To set up the environment, we recommend using the [uv](https://github.com/astral-sh/uv) package manager, as demonstrated in [our test suite](.github/workflows/test.yml):
```console
$ uv venv
$ uv pip install maturin
$ source .venv/bin/activate
$ maturin develop --uv --extras dev,docs,gradio
```
In case `uv` is not available, you can use the following workaround:
```console
$ python3 -m venv venv
$ source venv/bin/activate
$ pip install maturin
$ maturin develop --extras dev,docs,gradio
```
It is also possible to omit the Rust-accelerated routines via `pip install --no-binary evalica`.

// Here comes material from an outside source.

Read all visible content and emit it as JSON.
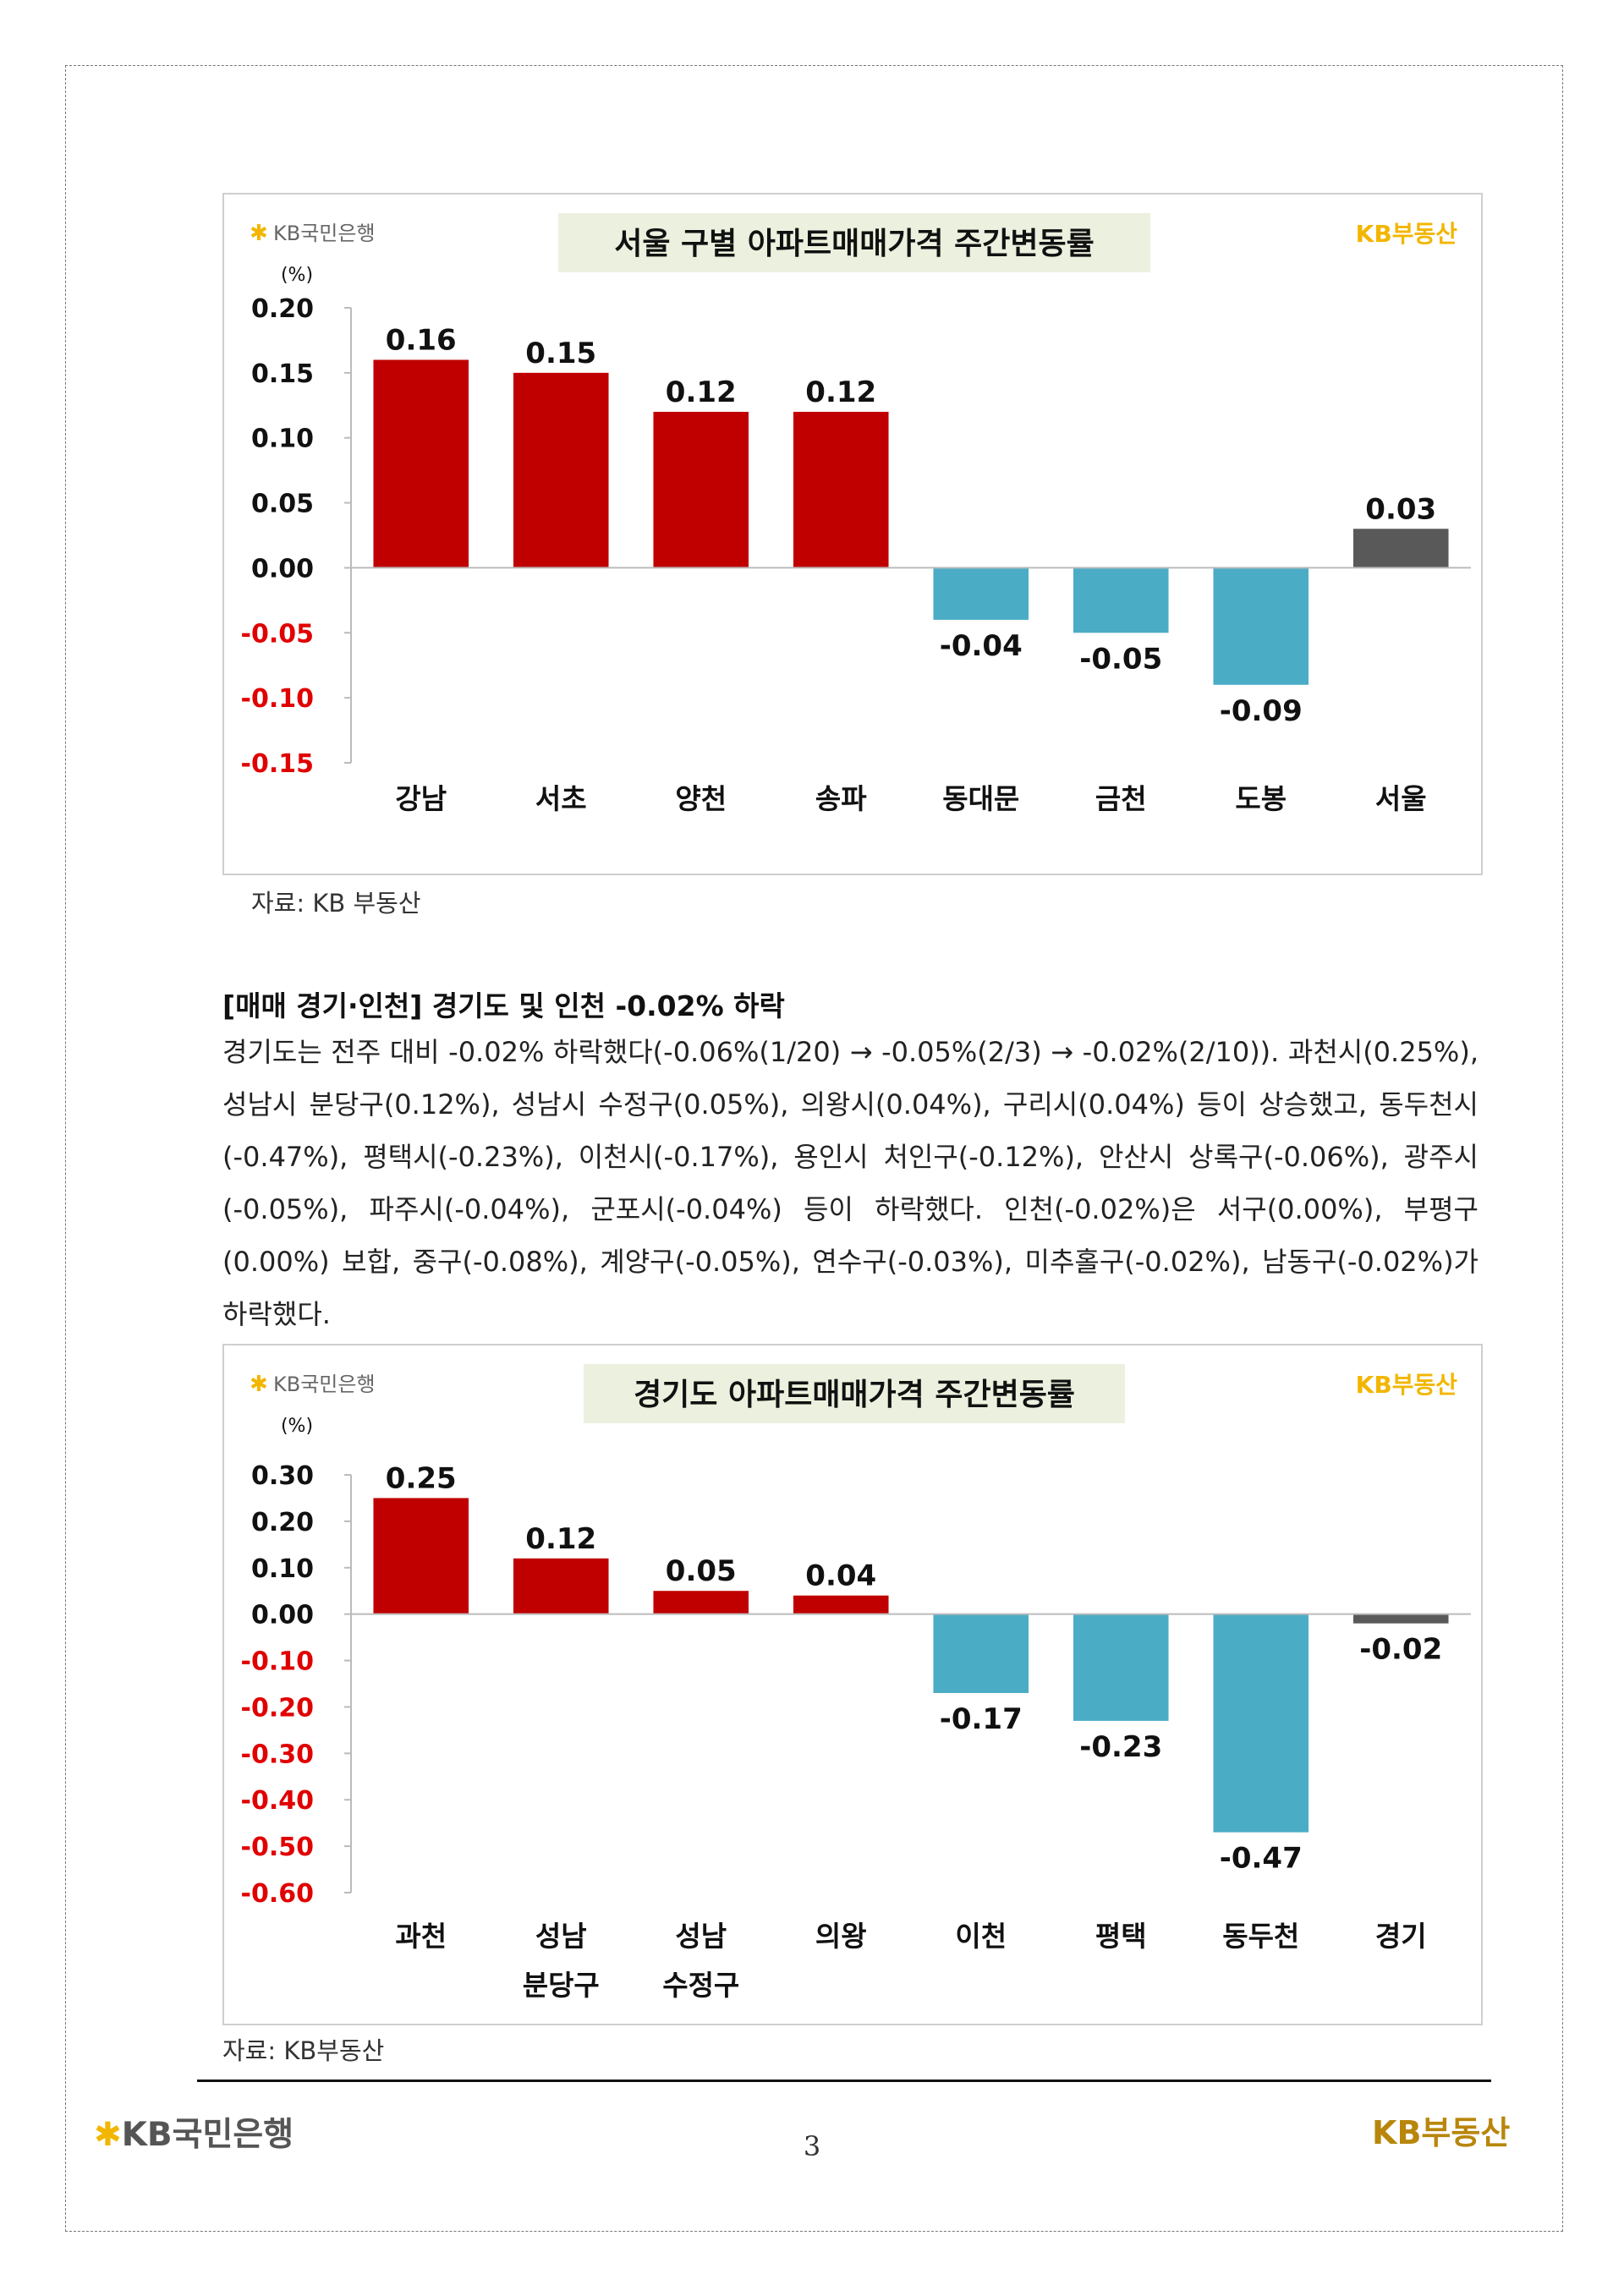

We welcome pull requests on GitHub: <https://github.com/dustalov/evalica>. To contribute, fork the repository, create a separate branch for your changes, and submit a pull request.
## Citation
- Ustalov, D. [Reliable, Reproducible, and Really Fast Leaderboards with Evalica](https://aclanthology.org/2025.coling-demos.6). 2025. Proceedings of the 31st International Conference on Computational Linguistics: System Demonstrations. 46–53. arXiv: [2412.11314 [cs.CL]](https://arxiv.org/abs/2412.11314).
```bibtex
@inproceedings{Ustalov:25,
author = {Ustalov, Dmitry},
title = {{Reliable, Reproducible, and Really Fast Leaderboards with Evalica}},
year = {2025},
booktitle = {Proceedings of the 31st International Conference on Computational Linguistics: System Demonstrations},
pages = {46--53},
address = {Abu Dhabi, UAE},
publisher = {Association for Computational Linguistics},
eprint = {2412.11314},
eprinttype = {arxiv},
eprintclass = {cs.CL},
url = {https://aclanthology.org/2025.coling-demos.6},
language = {english},
}
```
The code for replicating the experiments is available in the [`coling2025`](coling2025/) directory.